Vincere la crisi dell’edilizia con l’innovazione: il progetto Idrowash

Pubblicato giovedì 30 lug 2015 alle 12:29PM in Costruzioni

Fra i comparti più duramente colpiti dalla difficile congiuntura economica, nel nostro Paese l’edilizia fatica ancora a trovare una via d’uscita: tra marzo 2014 e febbraio 2015, in Italia la produzione è calata del 5,8% rispetto ai 12 mesi precedenti, mentre nello stesso periodo la Spagna e gli altri Paesi Ue hanno fatto registrare una crescita che fa ben sperare.

In un mercato stagnante e in un Paese in cui è difficile costruire, l’unica soluzione è quella di valorizzare ciò che già esiste, trovare un’idea innovativa e creare un business vincente.

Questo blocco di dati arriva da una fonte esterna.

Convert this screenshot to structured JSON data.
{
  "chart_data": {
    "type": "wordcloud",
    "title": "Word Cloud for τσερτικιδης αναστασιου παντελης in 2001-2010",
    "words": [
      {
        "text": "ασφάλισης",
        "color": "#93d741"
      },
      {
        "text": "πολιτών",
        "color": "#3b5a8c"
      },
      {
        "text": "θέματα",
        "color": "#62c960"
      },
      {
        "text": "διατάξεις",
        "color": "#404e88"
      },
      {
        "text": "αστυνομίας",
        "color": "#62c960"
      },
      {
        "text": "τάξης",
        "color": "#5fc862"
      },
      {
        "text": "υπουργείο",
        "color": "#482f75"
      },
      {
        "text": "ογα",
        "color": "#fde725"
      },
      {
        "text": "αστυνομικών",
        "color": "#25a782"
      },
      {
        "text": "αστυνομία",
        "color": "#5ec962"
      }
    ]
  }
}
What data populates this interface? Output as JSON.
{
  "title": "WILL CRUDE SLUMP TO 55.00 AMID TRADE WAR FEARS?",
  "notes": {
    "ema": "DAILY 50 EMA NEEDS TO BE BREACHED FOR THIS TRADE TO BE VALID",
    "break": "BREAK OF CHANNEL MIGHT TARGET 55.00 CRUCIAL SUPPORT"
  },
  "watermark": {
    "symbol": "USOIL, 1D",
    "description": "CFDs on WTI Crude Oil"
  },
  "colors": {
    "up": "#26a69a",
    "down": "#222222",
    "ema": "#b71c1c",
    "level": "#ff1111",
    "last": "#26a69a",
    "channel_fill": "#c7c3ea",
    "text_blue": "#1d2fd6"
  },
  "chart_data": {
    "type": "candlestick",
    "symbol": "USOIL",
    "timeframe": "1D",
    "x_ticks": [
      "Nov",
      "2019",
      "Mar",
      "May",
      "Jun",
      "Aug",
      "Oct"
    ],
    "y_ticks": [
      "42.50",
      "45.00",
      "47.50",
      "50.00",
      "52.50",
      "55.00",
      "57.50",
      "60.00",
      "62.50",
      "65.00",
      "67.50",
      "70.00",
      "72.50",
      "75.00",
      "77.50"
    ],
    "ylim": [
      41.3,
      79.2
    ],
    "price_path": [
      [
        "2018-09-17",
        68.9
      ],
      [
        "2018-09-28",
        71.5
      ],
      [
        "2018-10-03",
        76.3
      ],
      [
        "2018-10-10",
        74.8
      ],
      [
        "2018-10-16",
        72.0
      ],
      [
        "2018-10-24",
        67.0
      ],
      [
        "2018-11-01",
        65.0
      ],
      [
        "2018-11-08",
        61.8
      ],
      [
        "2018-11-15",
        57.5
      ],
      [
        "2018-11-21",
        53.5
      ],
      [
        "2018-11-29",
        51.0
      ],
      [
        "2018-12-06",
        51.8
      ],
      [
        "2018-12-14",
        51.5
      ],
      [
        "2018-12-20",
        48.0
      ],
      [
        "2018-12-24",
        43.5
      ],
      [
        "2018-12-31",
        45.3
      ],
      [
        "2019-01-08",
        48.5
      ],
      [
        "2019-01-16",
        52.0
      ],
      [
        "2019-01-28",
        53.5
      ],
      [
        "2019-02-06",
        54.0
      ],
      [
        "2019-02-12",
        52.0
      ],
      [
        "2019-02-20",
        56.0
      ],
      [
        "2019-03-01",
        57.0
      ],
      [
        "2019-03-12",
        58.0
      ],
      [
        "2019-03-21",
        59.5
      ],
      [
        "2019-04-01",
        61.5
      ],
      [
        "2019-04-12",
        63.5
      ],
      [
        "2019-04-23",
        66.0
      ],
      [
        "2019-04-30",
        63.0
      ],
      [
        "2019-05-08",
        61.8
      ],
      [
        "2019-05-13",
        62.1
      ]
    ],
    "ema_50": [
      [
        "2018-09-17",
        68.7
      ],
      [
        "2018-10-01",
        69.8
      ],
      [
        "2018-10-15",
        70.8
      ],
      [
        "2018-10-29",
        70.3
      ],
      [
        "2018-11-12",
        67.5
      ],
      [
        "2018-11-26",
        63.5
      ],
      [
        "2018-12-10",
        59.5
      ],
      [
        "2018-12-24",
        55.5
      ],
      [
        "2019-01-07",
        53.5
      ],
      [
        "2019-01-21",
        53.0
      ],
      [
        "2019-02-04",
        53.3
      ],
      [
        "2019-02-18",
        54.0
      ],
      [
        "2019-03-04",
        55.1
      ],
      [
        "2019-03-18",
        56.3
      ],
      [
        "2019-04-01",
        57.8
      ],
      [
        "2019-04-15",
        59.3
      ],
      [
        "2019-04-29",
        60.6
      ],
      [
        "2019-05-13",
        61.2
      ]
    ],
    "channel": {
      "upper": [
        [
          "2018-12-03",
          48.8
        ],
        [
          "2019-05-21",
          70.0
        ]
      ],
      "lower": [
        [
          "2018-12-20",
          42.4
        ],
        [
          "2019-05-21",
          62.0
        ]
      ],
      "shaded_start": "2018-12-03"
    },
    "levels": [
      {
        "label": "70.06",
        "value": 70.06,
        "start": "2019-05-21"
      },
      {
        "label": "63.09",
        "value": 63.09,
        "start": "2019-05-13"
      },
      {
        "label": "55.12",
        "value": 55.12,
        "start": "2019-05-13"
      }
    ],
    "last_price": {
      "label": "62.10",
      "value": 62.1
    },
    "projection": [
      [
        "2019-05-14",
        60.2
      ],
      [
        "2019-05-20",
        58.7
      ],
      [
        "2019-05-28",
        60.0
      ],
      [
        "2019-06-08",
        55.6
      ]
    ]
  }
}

E’ ciò cui hanno pensato due fratelli trentenni di Verona. Entrambi programmatori, un lavoro lo avevano già, anche se portato avanti senza troppo entusiasmo e senza grandi prospettive di sviluppo. Nel cassetto conservavano da qualche tempo il sogno di mettersi in proprio e rendersi indipendenti: serviva un’idea innovativa e redditizia da proporre sul mercato, l’occasione giusta per lanciarsi in un valido progetto.

Facendo tesoro di precedenti esperienze familiari (un nonno già impegnato nel settore edile) e mossi dall’esigenza di ristrutturare una proprietà ereditata, trovano in Rete una tecnologia interessante già impiegata negli Stati Uniti, la quale permetteva di rinnovare gli esterni degli edifici tramite l’acqua.

Quando si dice “scoprire l’acqua calda”: in questo caso si tratta di acqua fredda e ad alta pressione, ma un’idea apparentemente semplice ha comunque permesso ad Alessandro e Marco Florio di realizzare quella che adesso è Idrowash, importando la tecnologia americana e perfezionandola con un investimento iniziale di 100 mila euro, frutto dei loro risparmi e degli aiuti familiari. “Meno costruzioni, più ristrutturazioni” il loro principio guida, la sostenibilità ambientale l’elemento imprescindibile del progetto innovativo. La loro soluzione, infatti, limita ed elimina completamente l’uso di prodotti chimici e acidi detergenti, grazie a una tecnologia che consente di regolare il flusso dell’acqua e pulire lo sporco che deriva da smog, usura, muschi e licheni, macchie di olio e colore. Si tratta di un sistema in grado di pulire qualsiasi tipo di pavimentazione (pietra, asfalto, cemento, legno) sia civile che industriale, già molto apprezzato sia a livello nazionale che internazionale.

Nata nel 2013 per sviluppare e fornire soluzioni innovative nella manutenzione degli edifici, Idrowash è ora impegnata nella riqualificazione e nella rigenerazione delle aree urbane e lavora sia con clienti privati sia con il settore pubblico, curando la pulizia e la manutenzione di vecchi edifici, giardini, cancelli, tetti, pavimentazione in cattivo stato.

Con 4 collaboratori in questo momento in squadra, i giovani veronesi sono rientrati nell’investimento in tempi brevi e sono stati attribuiti loro diversi riconoscimenti, come il Premio Gamma Donna dedicato a business di giovani imprenditori, mentre un video che mostra il loro lavoro su Facebook ha ottenuto ben 50 mila visualizzazioni.

A chi chiede loro suggerimenti per mettersi in proprio, Alessandro e Marco consigliano innanzitutto di chiarirsi le idee su cosa si vuole realizzare e in che modo, per poi cercare clienti più che finanziamenti. Una volta mostrato concretamente le potenzialità della loro soluzione innovativa invitando a provarla, anche i clienti inizialmente più scetticihanno cominciato a concedere loro fiducia e, di conseguenza, sono cominciati ad arrivare i primi guadagni. Fra le esortazioni comuni ma sempre valide dirette ai giovani con velleità imprenditoriali, quella di crederci, di lottare per i propri obiettivi e di non arrendersi di fronte alle prime difficoltà.